Sometimes the tradecraft is paired with psychological and information warfare. And sometimes their work is used against them.

"The guys who are inventing it don't necessarily know how to control what they've invented. They're creating Frankenstein's monster," Weiss says.

Experts say the Solarwinds software breach went undetected since March. Reverse engineers spent countless hours following paths of malicious code that led to dead ends. 

"When we found out, we got to the root of it and found out how deep this problem went, we were blown away," says John Hultquist, vice president of Mandiant FireEye Threat Intelligence.
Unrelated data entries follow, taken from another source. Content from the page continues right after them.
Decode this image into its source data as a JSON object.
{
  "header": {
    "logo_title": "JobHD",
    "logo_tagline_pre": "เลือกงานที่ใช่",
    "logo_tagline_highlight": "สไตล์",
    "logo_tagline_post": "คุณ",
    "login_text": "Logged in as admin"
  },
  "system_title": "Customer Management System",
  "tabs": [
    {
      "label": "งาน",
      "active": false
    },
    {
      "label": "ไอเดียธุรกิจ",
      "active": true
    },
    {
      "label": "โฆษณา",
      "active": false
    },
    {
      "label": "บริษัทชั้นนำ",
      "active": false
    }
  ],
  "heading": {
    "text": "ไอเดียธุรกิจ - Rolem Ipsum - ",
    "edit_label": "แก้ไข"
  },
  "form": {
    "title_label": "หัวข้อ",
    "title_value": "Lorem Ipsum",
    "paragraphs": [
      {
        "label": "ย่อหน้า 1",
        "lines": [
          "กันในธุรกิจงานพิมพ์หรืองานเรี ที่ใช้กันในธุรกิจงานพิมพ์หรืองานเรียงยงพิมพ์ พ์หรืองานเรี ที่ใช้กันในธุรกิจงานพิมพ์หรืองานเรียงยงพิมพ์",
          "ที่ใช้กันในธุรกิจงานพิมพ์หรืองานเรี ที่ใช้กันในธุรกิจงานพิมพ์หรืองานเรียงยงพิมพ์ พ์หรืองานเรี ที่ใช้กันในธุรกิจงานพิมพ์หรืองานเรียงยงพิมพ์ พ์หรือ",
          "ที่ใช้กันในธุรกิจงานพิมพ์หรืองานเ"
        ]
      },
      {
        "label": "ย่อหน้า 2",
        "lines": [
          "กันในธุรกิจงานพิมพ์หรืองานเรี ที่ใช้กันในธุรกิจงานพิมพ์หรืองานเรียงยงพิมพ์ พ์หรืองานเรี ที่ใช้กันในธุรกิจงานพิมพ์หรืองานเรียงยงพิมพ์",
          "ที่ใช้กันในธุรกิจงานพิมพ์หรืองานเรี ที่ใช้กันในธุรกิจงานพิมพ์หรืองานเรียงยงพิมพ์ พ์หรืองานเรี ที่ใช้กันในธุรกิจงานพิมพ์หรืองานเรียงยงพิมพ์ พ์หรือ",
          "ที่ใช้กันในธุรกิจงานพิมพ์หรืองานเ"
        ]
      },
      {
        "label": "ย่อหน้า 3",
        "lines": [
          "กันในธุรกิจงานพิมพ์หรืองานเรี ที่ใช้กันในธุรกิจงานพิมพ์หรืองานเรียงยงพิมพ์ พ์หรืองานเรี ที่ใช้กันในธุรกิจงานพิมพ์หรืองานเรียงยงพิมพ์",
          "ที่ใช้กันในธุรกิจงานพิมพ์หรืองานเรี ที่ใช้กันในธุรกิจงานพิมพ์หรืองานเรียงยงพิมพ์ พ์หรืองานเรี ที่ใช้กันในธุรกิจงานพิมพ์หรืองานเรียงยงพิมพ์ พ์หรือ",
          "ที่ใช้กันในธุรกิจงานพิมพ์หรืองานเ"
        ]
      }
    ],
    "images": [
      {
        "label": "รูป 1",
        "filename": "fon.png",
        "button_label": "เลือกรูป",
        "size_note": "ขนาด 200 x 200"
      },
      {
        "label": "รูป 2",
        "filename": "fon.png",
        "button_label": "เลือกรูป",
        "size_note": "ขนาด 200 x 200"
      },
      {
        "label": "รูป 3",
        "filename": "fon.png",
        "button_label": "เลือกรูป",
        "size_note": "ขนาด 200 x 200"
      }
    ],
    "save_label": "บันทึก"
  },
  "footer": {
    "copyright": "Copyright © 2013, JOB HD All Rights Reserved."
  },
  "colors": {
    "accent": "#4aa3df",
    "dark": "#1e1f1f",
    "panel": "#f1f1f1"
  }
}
Renowned cybersecurity firm FireEye alerted the world in December. Hultquist says the targets hackers went after are one way Russia shows its hand.

"We're consistently discovering new victims. This isn't over by a long shot," he says.

Moscow denies being behind the operation. But analysts say Russians will feed the gleaned information from American agencies and businesses to their leaders and policymakers — proving especially useful as the Biden era begins.

"There will be numerous new conflicts and they're going to want the upper hand," Hultquist adds. "This could very well be the most impactful cyber espionage incident we've ever seen."